Three City Tour - Cleveland

As I was landing in Cleveland the American Eagle pilot announced the prediction of rain for the next week. Rain everywhere I go, yuk! I have just finished my second and final day here and happily the weatherman proved wrong again.

Like many museums The Cleveland Museum of Art is in the middle of a building program.  Theirs should be finished in 2013.  The original building was built in 1916 and in 1970 another building was added designed by Marcel Breuer.  On one of the landings are three portholes Before, with a historic image, Future, with a photo of the final model and Present where you actually see the construction going on. During construction one needs to navigate to the 1916 and Breuer buildings and to do that you go down to go around to go up again and sometimes more than once.  I got my exercise within the buildings.





Being involved in so many media, I always need to see several curators and they are not always available just because I arrive.  I was, however, lucky enough to meet with the curators of paintings, drawings, medieval art and decorative arts and had material to show to them.  Of course, many departments are divided by period as well so for paintings you have curators before 1800, the 19th century and the 20th & 21st centuries.  The “good old days” when the director of the Cleveland Museum accompanied by a couple of the pertinent curators, who were not so numerous as now, could make decisions on site in New York.  These days, though curatorial visits still occur but they are more often at art fairs where they do not need to slog from gallery to gallery.  As there is less art available there seem to be more dealers to handle it!
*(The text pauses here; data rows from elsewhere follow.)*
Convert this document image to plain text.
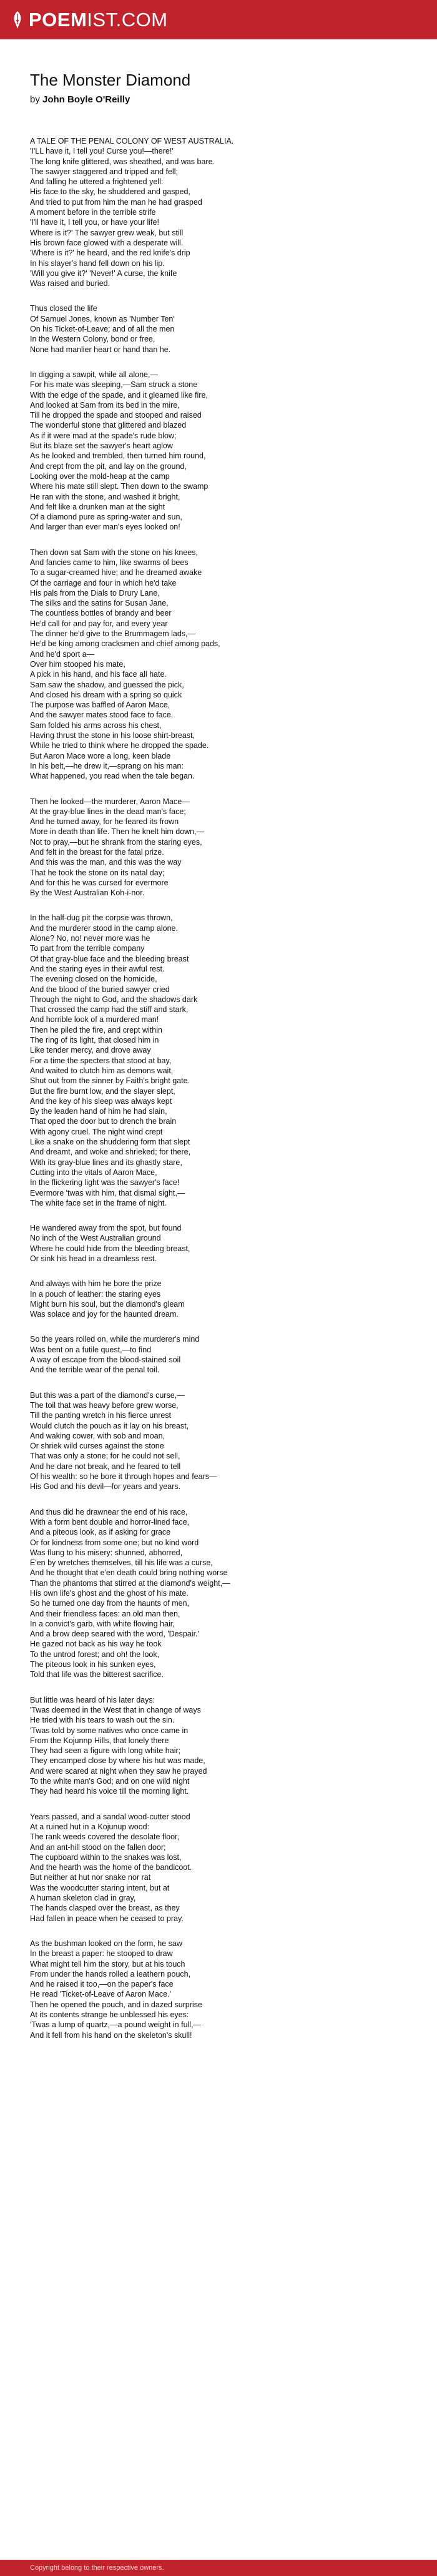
POEMIST.COM
The Monster Diamond
by John Boyle O'Reilly
A TALE OF THE PENAL COLONY OF WEST AUSTRALIA.
'I'LL have it, I tell you! Curse you!—there!'
The long knife glittered, was sheathed, and was bare.
The sawyer staggered and tripped and fell;
And falling he uttered a frightened yell:
His face to the sky, he shuddered and gasped,
And tried to put from him the man he had grasped
A moment before in the terrible strife
'I'll have it, I tell you, or have your life!
Where is it?' The sawyer grew weak, but still
His brown face glowed with a desperate will.
'Where is it?' he heard, and the red knife's drip
In his slayer's hand fell down on his lip.
'Will you give it?' 'Never!' A curse, the knife
Was raised and buried.
Thus closed the life
Of Samuel Jones, known as 'Number Ten'
On his Ticket-of-Leave; and of all the men
In the Western Colony, bond or free,
None had manlier heart or hand than he.
In digging a sawpit, while all alone,—
For his mate was sleeping,—Sam struck a stone
With the edge of the spade, and it gleamed like fire,
And looked at Sam from its bed in the mire,
Till he dropped the spade and stooped and raised
The wonderful stone that glittered and blazed
As if it were mad at the spade's rude blow;
But its blaze set the sawyer's heart aglow
As he looked and trembled, then turned him round,
And crept from the pit, and lay on the ground,
Looking over the mold-heap at the camp
Where his mate still slept. Then down to the swamp
He ran with the stone, and washed it bright,
And felt like a drunken man at the sight
Of a diamond pure as spring-water and sun,
And larger than ever man's eyes looked on!
Then down sat Sam with the stone on his knees,
And fancies came to him, like swarms of bees
To a sugar-creamed hive; and he dreamed awake
Of the carriage and four in which he'd take
His pals from the Dials to Drury Lane,
The silks and the satins for Susan Jane,
The countless bottles of brandy and beer
He'd call for and pay for, and every year
The dinner he'd give to the Brummagem lads,—
He'd be king among cracksmen and chief among pads,
And he'd sport a—
Over him stooped his mate,
A pick in his hand, and his face all hate.
Sam saw the shadow, and guessed the pick,
And closed his dream with a spring so quick
The purpose was baffled of Aaron Mace,
And the sawyer mates stood face to face.
Sam folded his arms across his chest,
Having thrust the stone in his loose shirt-breast,
While he tried to think where he dropped the spade.
But Aaron Mace wore a long, keen blade
In his belt,—he drew it,—sprang on his man:
What happened, you read when the tale began.
Then he looked—the murderer, Aaron Mace—
At the gray-blue lines in the dead man's face;
And he turned away, for he feared its frown
More in death than life. Then he knelt him down,—
Not to pray,—but he shrank from the staring eyes,
And felt in the breast for the fatal prize.
And this was the man, and this was the way
That he took the stone on its natal day;
And for this he was cursed for evermore
By the West Australian Koh-i-nor.
In the half-dug pit the corpse was thrown,
And the murderer stood in the camp alone.
Alone? No, no! never more was he
To part from the terrible company
Of that gray-blue face and the bleeding breast
And the staring eyes in their awful rest.
The evening closed on the homicide,
And the blood of the buried sawyer cried
Through the night to God, and the shadows dark
That crossed the camp had the stiff and stark,
And horrible look of a murdered man!
Then he piled the fire, and crept within
The ring of its light, that closed him in
Like tender mercy, and drove away
For a time the specters that stood at bay,
And waited to clutch him as demons wait,
Shut out from the sinner by Faith's bright gate.
But the fire burnt low, and the slayer slept,
And the key of his sleep was always kept
By the leaden hand of him he had slain,
That oped the door but to drench the brain
With agony cruel. The night wind crept
Like a snake on the shuddering form that slept
And dreamt, and woke and shrieked; for there,
With its gray-blue lines and its ghastly stare,
Cutting into the vitals of Aaron Mace,
In the flickering light was the sawyer's face!
Evermore 'twas with him, that dismal sight,—
The white face set in the frame of night.
He wandered away from the spot, but found
No inch of the West Australian ground
Where he could hide from the bleeding breast,
Or sink his head in a dreamless rest.
And always with him he bore the prize
In a pouch of leather: the staring eyes
Might burn his soul, but the diamond's gleam
Was solace and joy for the haunted dream.
So the years rolled on, while the murderer's mind
Was bent on a futile quest,—to find
A way of escape from the blood-stained soil
And the terrible wear of the penal toil.
But this was a part of the diamond's curse,—
The toil that was heavy before grew worse,
Till the panting wretch in his fierce unrest
Would clutch the pouch as it lay on his breast,
And waking cower, with sob and moan,
Or shriek wild curses against the stone
That was only a stone; for he could not sell,
And he dare not break, and he feared to tell
Of his wealth: so he bore it through hopes and fears—
His God and his devil—for years and years.
And thus did he drawnear the end of his race,
With a form bent double and horror-lined face,
And a piteous look, as if asking for grace
Or for kindness from some one; but no kind word
Was flung to his misery: shunned, abhorred,
E'en by wretches themselves, till his life was a curse,
And he thought that e'en death could bring nothing worse
Than the phantoms that stirred at the diamond's weight,—
His own life's ghost and the ghost of his mate.
So he turned one day from the haunts of men,
And their friendless faces: an old man then,
In a convict's garb, with white flowing hair,
And a brow deep seared with the word, 'Despair.'
He gazed not back as his way he took
To the untrod forest; and oh! the look,
The piteous look in his sunken eyes,
Told that life was the bitterest sacrifice.
But little was heard of his later days:
'Twas deemed in the West that in change of ways
He tried with his tears to wash out the sin.
'Twas told by some natives who once came in
From the Kojunnp Hills, that lonely there
They had seen a figure with long white hair;
They encamped close by where his hut was made,
And were scared at night when they saw he prayed
To the white man's God; and on one wild night
They had heard his voice till the morning light.
Years passed, and a sandal wood-cutter stood
At a ruined hut in a Kojunup wood:
The rank weeds covered the desolate floor,
And an ant-hill stood on the fallen door;
The cupboard within to the snakes was lost,
And the hearth was the home of the bandicoot.
But neither at hut nor snake nor rat
Was the woodcutter staring intent, but at
A human skeleton clad in gray,
The hands clasped over the breast, as they
Had fallen in peace when he ceased to pray.
As the bushman looked on the form, he saw
In the breast a paper: he stooped to draw
What might tell him the story, but at his touch
From under the hands rolled a leathern pouch,
And he raised it too,—on the paper's face
He read 'Ticket-of-Leave of Aaron Mace.'
Then he opened the pouch, and in dazed surprise
At its contents strange he unblessed his eyes:
'Twas a lump of quartz,—a pound weight in full,—
And it fell from his hand on the skeleton's skull!
Copyright belong to their respective owners.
As any business person understands it helps to put in face-time and get to know the people who choose the art and can tell you in what direction they and their director are hoping to go.  But curators must also be opportunistic if the “right” work of art comes up.  So, I am trying to find the right work of art and pique the curator’s interest and possibly show them something that they had not thought of.  In the old days I would send transparencies when I got back to New York.  Today, I can send an email as soon as I get back to my computer, much more practical and expeditious.

I learned that neo-classicism was of interest in the painting and drawings departments, but not in the decorative arts.  This made perfect sense in light of what had been collected in the past.

Below, are a pair of paintings by Rubens, Diana Before the Hunt and a portrait of Isabella Brandt, Rubens’ first wife, that we sold many many years ago to the Cleveland Museum.  In all, the museum has acquired over 100 works of art through my family.



I have 2 more stops to make on my tour. Tomorrow I head for, Toledo, Ohio and then Detroit.  Like Cleveland’s, their art museums have been major clients of our firm over the years.